5 years ago

Proton Conduction in a Quaternary Organic Salt: Its Phase Behavior and Related Spectroscopic Studies

Proton Conduction in a Quaternary Organic Salt: Its Phase Behavior and Related Spectroscopic Studies
Rajeev Ranjan, Chandrabhas Narayana, Dipak Dutta, Aninda J. Bhattacharyya, Diptikanta Swain, Tayur N. Guru Row, Priyank Singh, Kumar Brajesh, Ramanpreet Kaur, Jürg Hulliger
One of the key challenges of fuel cell technology is to find solid electrolytes which are cheap and environmentally friendly with high proton (H+) conductivities. In this context, designing new materials based on organic cocrystals/salts appears very promising to expand the scope of H+ ion conductors.
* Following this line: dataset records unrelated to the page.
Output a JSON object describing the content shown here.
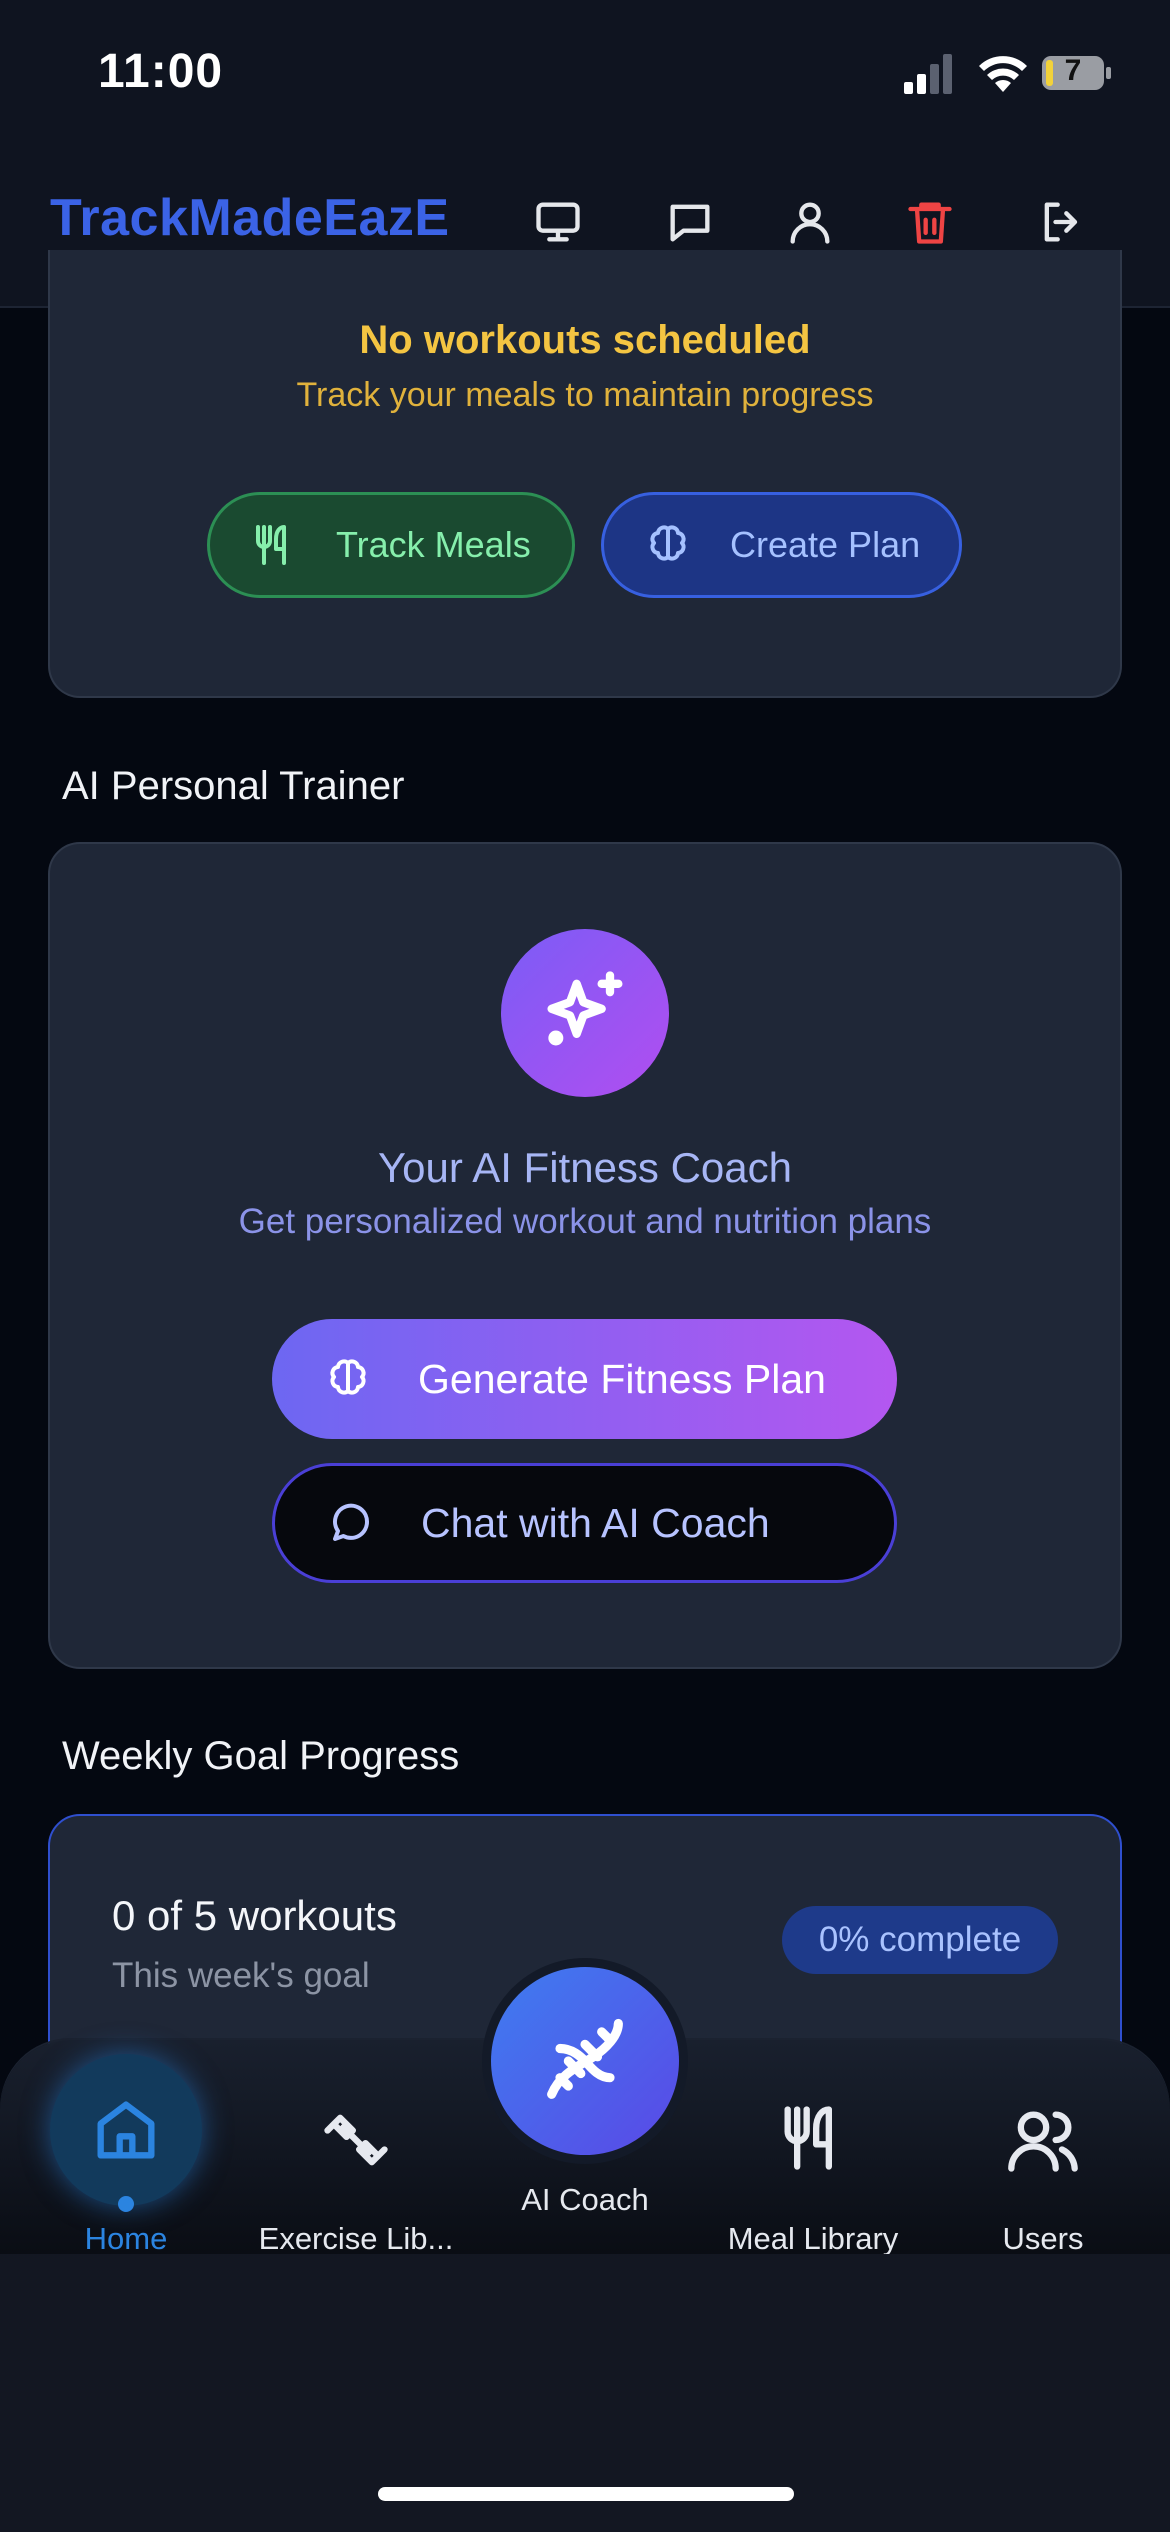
{
  "status_bar": {
    "time": "11:00",
    "battery": "7"
  },
  "header": {
    "brand": "TrackMadeEazE"
  },
  "schedule_card": {
    "title": "No workouts scheduled",
    "subtitle": "Track your meals to maintain progress",
    "track_meals_label": "Track Meals",
    "create_plan_label": "Create Plan"
  },
  "ai_section": {
    "heading": "AI Personal Trainer",
    "title": "Your AI Fitness Coach",
    "subtitle": "Get personalized workout and nutrition plans",
    "generate_label": "Generate Fitness Plan",
    "chat_label": "Chat with AI Coach"
  },
  "goal_section": {
    "heading": "Weekly Goal Progress",
    "count_text": "0 of 5 workouts",
    "subtitle": "This week's goal",
    "badge": "0% complete",
    "completed": 0,
    "target": 5,
    "percent": 0
  },
  "nav": {
    "home": "Home",
    "exercise": "Exercise Lib...",
    "ai_coach": "AI Coach",
    "meal": "Meal Library",
    "users": "Users"
  },
  "colors": {
    "brand": "#3b63e6",
    "warning": "#f4c542",
    "green_button": "#1a4a30",
    "blue_button": "#1d3585",
    "gradient_start": "#6d67f2",
    "gradient_end": "#b457f0",
    "active_nav": "#2b84e0",
    "delete": "#ef4444"
  },
  "icons": {
    "header": [
      "monitor-icon",
      "message-icon",
      "user-icon",
      "trash-icon",
      "logout-icon"
    ],
    "nav": [
      "home-icon",
      "dumbbell-icon",
      "dna-icon",
      "utensils-icon",
      "users-icon"
    ]
  }
}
In our approach, we have synthesized a quaternary organic salt consisting of gallic acid, isoniazid, sulfate (SO42–) ion, and water by a slow evaporation method which exhibits high proton conductivity of 0.2 mS cm–1 at 293 K to serve as a model system. The proton conductivity value observed in our system is comparable and in some cases better than recently published coordination polymers, metal organic frameworks, and covalent organic frameworks. The system crystallizes as monoclinic with space group P21/c (Z′ = 3; Z = 12), which depicts a layered structure with extensive O–H···O and N–H···O hydrogen bonding networks. Further, it exhibits interesting order–disorder phase transitions at both high and low temperatures. Calculation of the activation energy (∼0.39 eV) from conductivity plots for the system reveals the mechanism of proton conduction to be Grotthuss type. Thus, our novel design strategy of preparing an organic salt for proton conduction applications opens up a pathway to generate easy synthesis of cheap and environmentally friendly materials.